A note of caution: the book is done in staff study style. Those not used to such presentations may find the presentation quite dry and somewhat repetitive.
 
My post wasn't pointed to whether or not such a scenario was particularly likely, but how we would feel if a foreign power liberated us of a government we didn't like and we suffered massive civilian casualties and infrastructural damage in the bargain.

Sorry, are we talking about drone strikes (what we were originally discussing) or Iraq/Afghanistan?

I'm sure we'd be resentful of the ensuing, but if the situation paralleled either Iraq or Afghanistan, we would largely be in favor of the initial invasion - as polls in both countries have suggested.
 
If we randomly dropped area-of-effect bombs on civilian populations, that would be terrorism. Since we use extremely precise bombs against specific targets, it doesn't qualify.

And we don't cause civilian casualties ever, yeah? Hahahah. Not terrorism if the bomb is dropped from a plane.
 
And we don't cause civilian casualties ever, yeah? Hahahah. Not terrorism if the bomb is dropped from a plane.

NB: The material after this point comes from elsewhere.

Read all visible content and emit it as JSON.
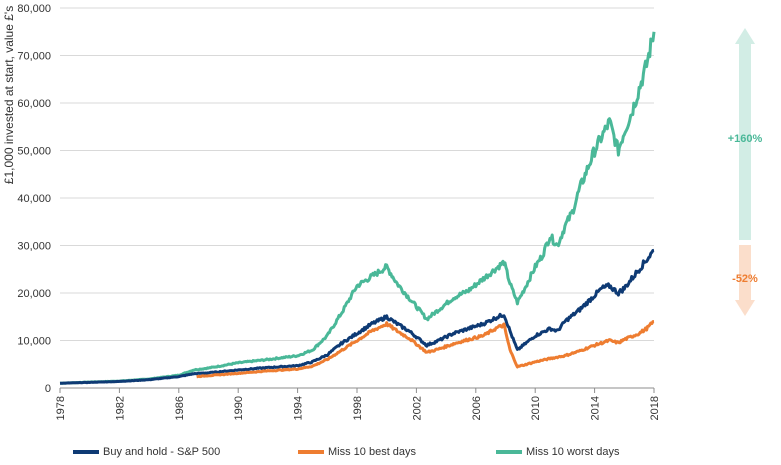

If the plane has US military markings and is ordered on the mission by the US military, and especially if the personnel are wearing legitimate US military uniforms, it's not terrorism. You may still object to the mission and call it whatever, but it's not terrorism.
 
And we don't cause civilian casualties ever, yeah? Hahahah.
Nice strawman. Not what I said.
Not terrorism if the bomb is dropped from a plane.

Not terrorism if the bomb isn't dropped in order to kill as many civilians as possible. You have to establish an actual equivalence if you're going to assert they're morally the same thing.